Agora é ainda mais urgente dar ouvidos à palavra credível – e vale ouro pronunciá-la. Seja cultivada a capacidade para ouvir discursos com credibilidade e invista-se também na habilidade para pronunciamentos que, efetivamente, estejam alicerçados na verdade. A sociedade precisa ser interpelada por palavras credíveis, necessárias aos processos de reconstrução e recomposição de seu tecido sociopolítico. Ora, não basta simplesmente dizer o que se quer ou o que se pensa, nem opinar a partir das estreitezas de uma determinada perspectiva. Revitalizar o protagonismo da palavra credível é obrigação cidadã, remédio às opiniões polarizadas e aos posicionamentos que desagregam. A cidadania qualificada reconhece: a credibilidade nos discursos representa uma necessidade para o diálogo social que é capaz de edificar nova cultura.

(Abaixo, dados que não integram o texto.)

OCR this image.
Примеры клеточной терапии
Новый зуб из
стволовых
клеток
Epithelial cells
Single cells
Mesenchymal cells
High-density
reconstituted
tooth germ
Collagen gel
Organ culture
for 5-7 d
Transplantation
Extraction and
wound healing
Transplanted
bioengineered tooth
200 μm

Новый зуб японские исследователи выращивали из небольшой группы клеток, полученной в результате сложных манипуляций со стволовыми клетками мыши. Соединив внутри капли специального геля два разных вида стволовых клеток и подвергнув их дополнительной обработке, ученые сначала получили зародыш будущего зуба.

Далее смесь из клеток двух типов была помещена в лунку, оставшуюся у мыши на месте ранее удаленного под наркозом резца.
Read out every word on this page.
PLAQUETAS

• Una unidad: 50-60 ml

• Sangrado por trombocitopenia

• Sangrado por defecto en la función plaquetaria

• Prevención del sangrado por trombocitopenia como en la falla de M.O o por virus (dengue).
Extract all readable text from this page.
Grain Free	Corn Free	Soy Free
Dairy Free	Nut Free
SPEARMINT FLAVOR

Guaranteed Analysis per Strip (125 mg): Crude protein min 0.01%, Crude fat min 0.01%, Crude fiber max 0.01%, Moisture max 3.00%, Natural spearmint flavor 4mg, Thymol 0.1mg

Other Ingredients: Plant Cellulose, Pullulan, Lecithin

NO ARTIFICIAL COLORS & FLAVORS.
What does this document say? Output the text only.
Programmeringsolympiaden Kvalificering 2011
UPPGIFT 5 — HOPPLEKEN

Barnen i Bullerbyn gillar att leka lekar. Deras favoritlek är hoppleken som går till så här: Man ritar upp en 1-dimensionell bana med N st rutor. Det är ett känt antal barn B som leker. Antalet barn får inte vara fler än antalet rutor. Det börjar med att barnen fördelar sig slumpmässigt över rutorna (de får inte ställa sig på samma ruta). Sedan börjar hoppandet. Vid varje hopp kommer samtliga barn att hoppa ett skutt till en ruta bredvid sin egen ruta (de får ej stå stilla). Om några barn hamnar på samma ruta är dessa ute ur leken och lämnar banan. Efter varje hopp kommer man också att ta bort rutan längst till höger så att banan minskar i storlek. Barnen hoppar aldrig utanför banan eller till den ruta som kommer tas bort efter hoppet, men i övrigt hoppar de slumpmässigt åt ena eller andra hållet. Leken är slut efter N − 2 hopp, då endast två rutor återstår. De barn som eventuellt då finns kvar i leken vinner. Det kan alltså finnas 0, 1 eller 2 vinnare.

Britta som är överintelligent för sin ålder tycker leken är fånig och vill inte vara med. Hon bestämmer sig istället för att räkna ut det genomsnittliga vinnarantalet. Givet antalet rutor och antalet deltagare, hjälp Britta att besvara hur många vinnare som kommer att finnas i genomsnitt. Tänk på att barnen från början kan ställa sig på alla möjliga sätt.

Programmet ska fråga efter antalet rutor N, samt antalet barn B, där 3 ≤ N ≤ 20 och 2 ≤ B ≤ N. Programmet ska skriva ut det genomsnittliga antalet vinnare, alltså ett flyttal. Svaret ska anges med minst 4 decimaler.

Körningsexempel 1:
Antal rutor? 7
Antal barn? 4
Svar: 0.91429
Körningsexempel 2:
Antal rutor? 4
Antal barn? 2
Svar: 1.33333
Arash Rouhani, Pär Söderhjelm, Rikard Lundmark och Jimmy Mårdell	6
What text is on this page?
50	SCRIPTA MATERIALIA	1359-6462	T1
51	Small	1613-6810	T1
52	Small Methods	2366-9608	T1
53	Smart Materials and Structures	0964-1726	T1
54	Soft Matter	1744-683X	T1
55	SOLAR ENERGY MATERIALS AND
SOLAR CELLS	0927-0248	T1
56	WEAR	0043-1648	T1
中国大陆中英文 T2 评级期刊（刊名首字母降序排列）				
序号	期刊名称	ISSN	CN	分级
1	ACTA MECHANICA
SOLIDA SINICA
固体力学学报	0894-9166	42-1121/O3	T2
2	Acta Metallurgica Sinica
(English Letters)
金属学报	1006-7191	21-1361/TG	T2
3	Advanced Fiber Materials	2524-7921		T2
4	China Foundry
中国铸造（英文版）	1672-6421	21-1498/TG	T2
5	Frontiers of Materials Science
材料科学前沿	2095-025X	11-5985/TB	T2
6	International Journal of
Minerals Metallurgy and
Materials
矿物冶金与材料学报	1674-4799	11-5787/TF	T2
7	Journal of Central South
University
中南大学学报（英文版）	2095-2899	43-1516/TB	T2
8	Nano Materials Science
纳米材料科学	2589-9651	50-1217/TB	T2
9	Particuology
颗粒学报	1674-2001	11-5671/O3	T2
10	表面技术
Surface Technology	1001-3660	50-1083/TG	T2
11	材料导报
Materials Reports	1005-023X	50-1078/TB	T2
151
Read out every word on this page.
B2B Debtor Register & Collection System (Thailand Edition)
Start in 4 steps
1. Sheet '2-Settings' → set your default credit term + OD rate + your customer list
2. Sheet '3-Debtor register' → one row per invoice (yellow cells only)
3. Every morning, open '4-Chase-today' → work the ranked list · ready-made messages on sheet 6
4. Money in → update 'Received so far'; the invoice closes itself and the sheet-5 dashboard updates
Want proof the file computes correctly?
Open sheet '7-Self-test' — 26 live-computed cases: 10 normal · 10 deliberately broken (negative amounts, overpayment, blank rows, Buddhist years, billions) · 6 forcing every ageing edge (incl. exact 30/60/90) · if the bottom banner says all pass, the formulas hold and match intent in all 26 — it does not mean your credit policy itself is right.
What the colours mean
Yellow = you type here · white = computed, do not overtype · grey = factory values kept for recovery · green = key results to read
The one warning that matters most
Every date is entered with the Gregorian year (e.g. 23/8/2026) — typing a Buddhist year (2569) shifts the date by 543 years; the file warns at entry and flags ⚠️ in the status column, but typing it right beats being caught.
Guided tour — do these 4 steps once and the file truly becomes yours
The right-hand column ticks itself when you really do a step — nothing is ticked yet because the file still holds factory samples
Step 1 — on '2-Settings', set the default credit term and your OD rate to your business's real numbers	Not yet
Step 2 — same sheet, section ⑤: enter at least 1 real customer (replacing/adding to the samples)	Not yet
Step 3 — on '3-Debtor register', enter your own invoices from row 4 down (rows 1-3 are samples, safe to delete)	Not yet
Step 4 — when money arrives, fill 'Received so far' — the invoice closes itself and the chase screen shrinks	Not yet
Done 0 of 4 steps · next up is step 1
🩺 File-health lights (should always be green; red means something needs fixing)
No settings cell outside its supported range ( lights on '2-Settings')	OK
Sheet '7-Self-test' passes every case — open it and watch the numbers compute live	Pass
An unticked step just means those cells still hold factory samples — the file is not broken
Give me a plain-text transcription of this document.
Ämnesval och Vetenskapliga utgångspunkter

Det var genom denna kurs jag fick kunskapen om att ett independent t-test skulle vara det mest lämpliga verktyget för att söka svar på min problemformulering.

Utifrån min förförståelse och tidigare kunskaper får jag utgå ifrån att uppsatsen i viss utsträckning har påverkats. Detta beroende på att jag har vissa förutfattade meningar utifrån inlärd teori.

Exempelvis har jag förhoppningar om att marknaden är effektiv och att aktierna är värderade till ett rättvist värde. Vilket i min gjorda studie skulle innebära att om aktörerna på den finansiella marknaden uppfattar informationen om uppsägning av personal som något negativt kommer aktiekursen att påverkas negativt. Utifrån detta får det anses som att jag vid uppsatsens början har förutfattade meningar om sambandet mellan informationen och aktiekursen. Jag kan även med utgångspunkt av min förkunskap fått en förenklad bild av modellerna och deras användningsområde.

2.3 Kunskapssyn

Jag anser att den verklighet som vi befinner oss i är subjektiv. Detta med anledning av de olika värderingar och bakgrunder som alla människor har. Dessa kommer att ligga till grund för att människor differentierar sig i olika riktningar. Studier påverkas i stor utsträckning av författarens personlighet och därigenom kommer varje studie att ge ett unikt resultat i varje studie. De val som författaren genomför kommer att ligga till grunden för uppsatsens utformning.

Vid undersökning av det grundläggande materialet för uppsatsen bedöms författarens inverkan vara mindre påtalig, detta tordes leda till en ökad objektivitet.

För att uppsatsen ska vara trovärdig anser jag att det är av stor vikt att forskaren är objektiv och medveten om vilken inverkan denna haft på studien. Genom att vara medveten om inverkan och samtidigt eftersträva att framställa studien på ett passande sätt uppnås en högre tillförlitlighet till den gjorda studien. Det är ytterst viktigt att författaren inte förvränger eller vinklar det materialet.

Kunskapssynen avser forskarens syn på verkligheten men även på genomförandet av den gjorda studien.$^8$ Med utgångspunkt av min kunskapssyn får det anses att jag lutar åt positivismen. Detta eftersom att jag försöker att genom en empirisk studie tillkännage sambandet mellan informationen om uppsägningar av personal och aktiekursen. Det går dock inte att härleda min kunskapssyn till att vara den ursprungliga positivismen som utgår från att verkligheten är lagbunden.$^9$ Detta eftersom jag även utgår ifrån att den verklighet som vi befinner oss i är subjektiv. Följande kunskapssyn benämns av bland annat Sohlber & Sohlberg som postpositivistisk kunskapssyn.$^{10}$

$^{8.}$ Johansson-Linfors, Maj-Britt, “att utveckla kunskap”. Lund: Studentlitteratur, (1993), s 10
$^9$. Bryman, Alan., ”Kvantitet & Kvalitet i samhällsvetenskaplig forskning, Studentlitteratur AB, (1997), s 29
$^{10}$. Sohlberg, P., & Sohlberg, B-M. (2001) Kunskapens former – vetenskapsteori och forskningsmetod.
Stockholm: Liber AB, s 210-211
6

Nessa perspectiva e considerando as disputas eleitorais no horizonte da sociedade brasileira, os diálogos sobre política não devem se restringir aos nomes de candidatos. Ao invés disso, o processo eleitoral precisa ser oportunidade para amplo diálogo, a partir da compreensão de que a participação cidadã não termina com a conclusão da etapa eleitoral. Infelizmente, há um entendimento equivocado sobre o campo político que impõe limites e cegueiras a muitas pessoas, permitindo hegemonias e domínios que atrasam transformações civilizatórias inadiáveis. Esses limites e cegueiras são fortalecidos por equívocos do contexto partidário, grande responsável na difusão de inadequado entendimento sobre a política. Dessa forma, muitos desconsideram o papel da política na configuração de uma cidadania capaz de dar rumos novos à sociedade, desde o âmbito da representatividade parlamentar e governamental àquele que permite aos cidadãos e cidadãs uma interação inteligente, colaborativa, necessária à promoção da igualdade social.
A política, em seu sentido amplo, relacionado ao permanente exercício da cidadania, é protagonista na construção de uma nova cultura, tecida a partir do compromisso social de se promover a palavra credível. O Papa Francisco tem insistido: é urgente e inegociável investir na cultura do encontro para superar aquelas dialéticas que resultam, simplesmente, em desavenças – “uns contra os outros”. Note-se que a política partidária no Brasil tem se tornado uma promotora de polarizações, anulando possíveis avanços que dependem da capacidade para o diálogo. Por isso mesmo, é necessário priorizar a palavra credível. Um caminho que se efetiva aprendendo o que canta Vinícius de Morais, no Samba da Benção, citado pelo Papa Francisco, na sua Carta Encíclica Fratelli Tutti: “A vida é a arte do encontro, embora haja tanto desencontro na vida”. Interpelante é a imagem ali evocada, ao falar de um estilo de vida onde as diferenças podem conviver, integrando-se, enriquecendo-se e iluminando-se reciprocamente.
Sempre se pode aprender algo com o outro – ninguém pode ser desconsiderado. A reverência a esse princípio cidadão aponta a importância singular de cada encontro, ancorado na fidelidade à palavra credível – que significa respeito ao outro e ao cumprimento fraterno da tarefa de se exercitar a capacidade da escuta. Eis um caminho para constituir nova cultura, fruto de dinâmicas relacionais marcadas por falas e escutas que busquem alcançar respostas novas, qualificar escolhas, distanciando-se da ânsia de impor opiniões pessoais, não raramente resultado de cristalizações subjetivas, interesses balizados pela mesquinhez e pela ganância. Sejam cada vez mais cultivados o entusiasmo e a aspiração pelo contato que configura a colaboração entre as pessoas, objetivando a construção de uma sociedade mais justa e solidária, capaz de vencer a exclusão social. Nesse necessário processo de colaboração, a palavra credível é um discurso capaz de construir novas narrativas que promovam a paz – superando aquelas delineadas nas disputas partidárias interesseiras.
A palavra credível, sincera, transparente e indissociável da capacidade para escutar pode levar à cultura do encontro. Essa palavra jamais irá comprometer a sinceridade e a verdade. É urgente reconhecer: a palavra credível, bem diferente dos discursos populistas, manipuladores, regidos por interesses cartoriais, consegue promover o encontro. Desencadeia dinâmicas que contribuem para a civilização tornar-se “capaz de recolher as diferenças”, conforme diz o Papa Francisco, que acrescenta: “Armemos os nossos filhos com as armas do diálogo. Ensinemos-lhes a boa batalha do encontro” – somente exequível por meio do compromisso sério com a palavra credível.
Dom Walmor Oliveira de Azevedo
Arcebispo metropolitano de Belo Horizonte, Presidente da Conferência Nacional dos Bispos do Brasil (CNBB).